La ville en mutation : et si l’on recyclait les parkings souterrains ?

Dans une ville future où la voiture aurait disparue, plusieurs scénarios d’étudiants et de startuppers envisagent différentes manières de recycler les parkings souterrains.

Recycler les parkings souterrains

Dans une ville future sans voiture, à quoi donc serviront les parkings souterrains ?

Avec une pointe d’avance sur leur temps, une bonne pincée d’imagination et, parfois, le juste grain de folie nécessaire, des étudiants et startuppers sont quelques-uns à se pencher sur la question, à l’occasion de projets d’études ou de concours lancés, sur le sujet, par des collectivités.

De quoi donner des idées ingénieuses sur les moyens de recycler des espaces urbains inoccupés pour leur donner une seconde vie.

En 2017, le concours « Parisculteurs » lancé par la Mairie de Paris retenait une vingtaine de projets visant à transformer des friches urbaines en espaces agricoles. Parmi ceux-ci, la Caverne, présentée par la startup Cycloponics, n’est autre qu’un parking souterrain en déshérence, situé près de la Porte de la Chapelle, à Paris, transformé en « terre » de maraîchage de 3500 m2.

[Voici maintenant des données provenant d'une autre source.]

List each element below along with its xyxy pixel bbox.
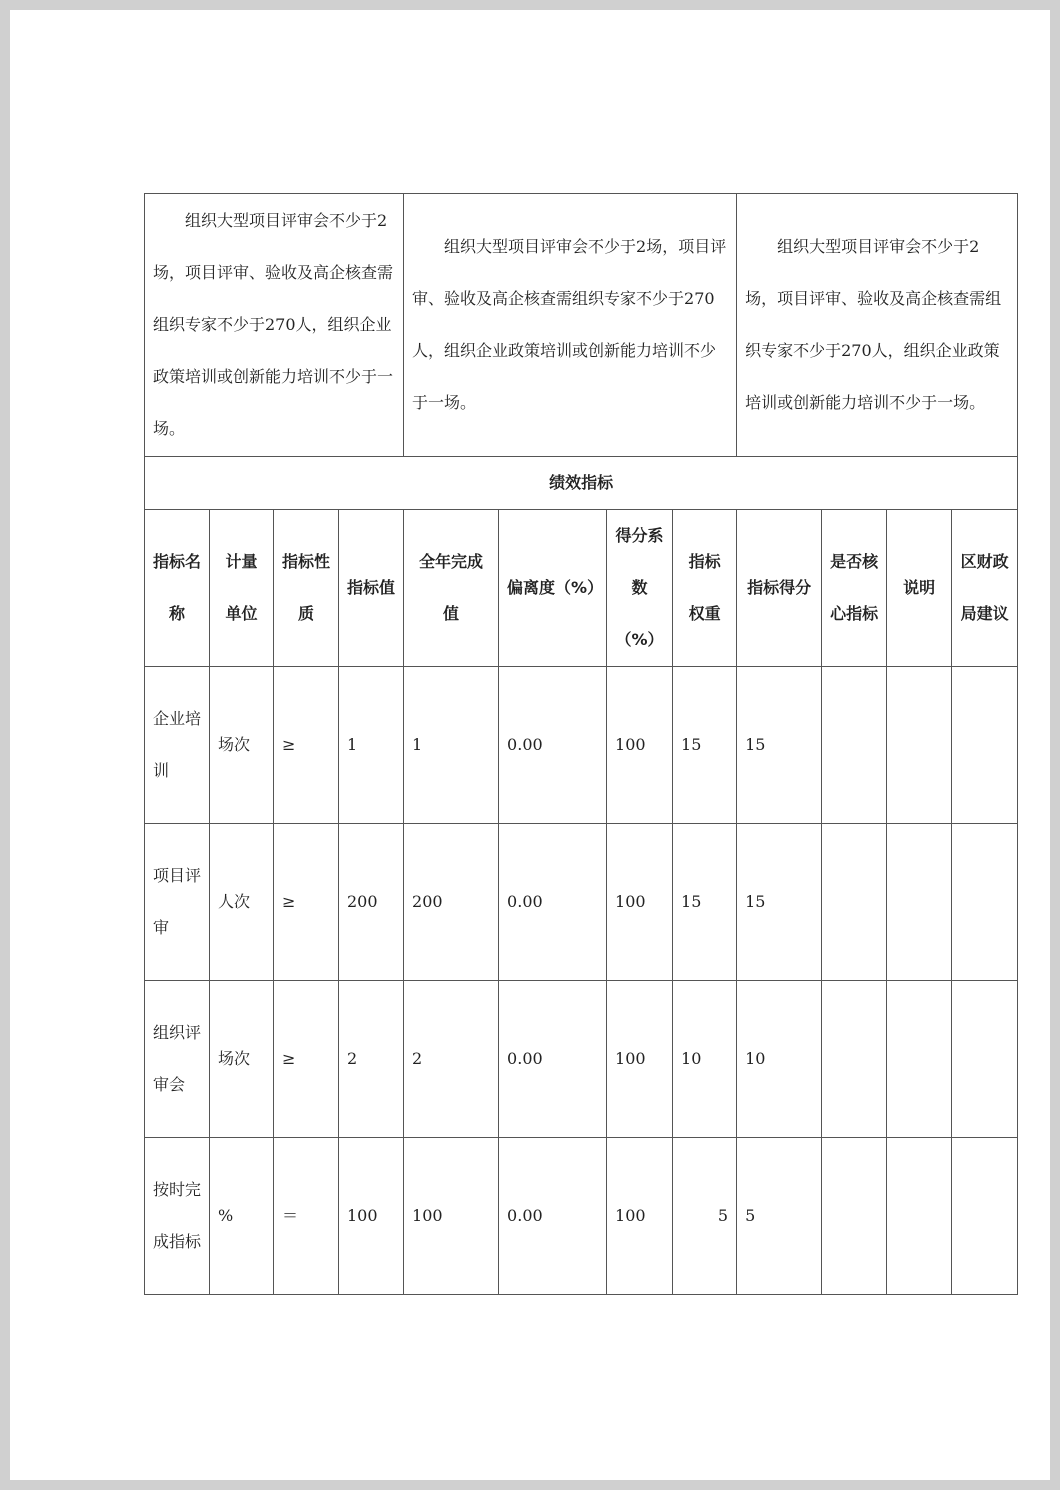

La culture verticale, en espace clos, promet d’être constante, toute l’année, grâce à une température et une hygrométrie stables, faciles à contrôler dans un espace clos. Les plantes produites, champignons ou endives, auraient un besoin en lumière limité, satisfait par des éclairages à faible consommation d’énergie.

Espace logistique… Ou boîte de nuit

Autre exemple, les étudiants de cycle Master Ville Durable de l’École de Design de Nantes-Atlantique ont planché, au printemps 2018, sur la question du recyclage des parkings souterrains de leur ville, en prévision d’une époque future où la voiture, sans forcément disparaître complètement, occuperait une place bien moindre qu’aujourd’hui.

Première idée, un parking aérien, immense monstre de béton bâti sur plusieurs étages, est transformé en un espace hybride multifonctions, abritant un espace de logistique urbaine dédié à la livraison des petits colis, d’autres étages réservés au stationnement et à la réparation de vélos et, enfin, un toit aménagé en un observatoire avec des jeux pour enfants, une scène et un bar.

Variante possible, le toit pourrait servir de piste d’atterrissage à des drones venus déposer des colis – ceux-ci seraient ensuite acheminés par tapis roulants aux étages inférieurs. Autre possibilité, le parking souterrain serait réaménagé en salles de sport, cinémas, salles de concert, boîtes de nuit… De quoi faire rêver les adeptes d’une vie « underground ».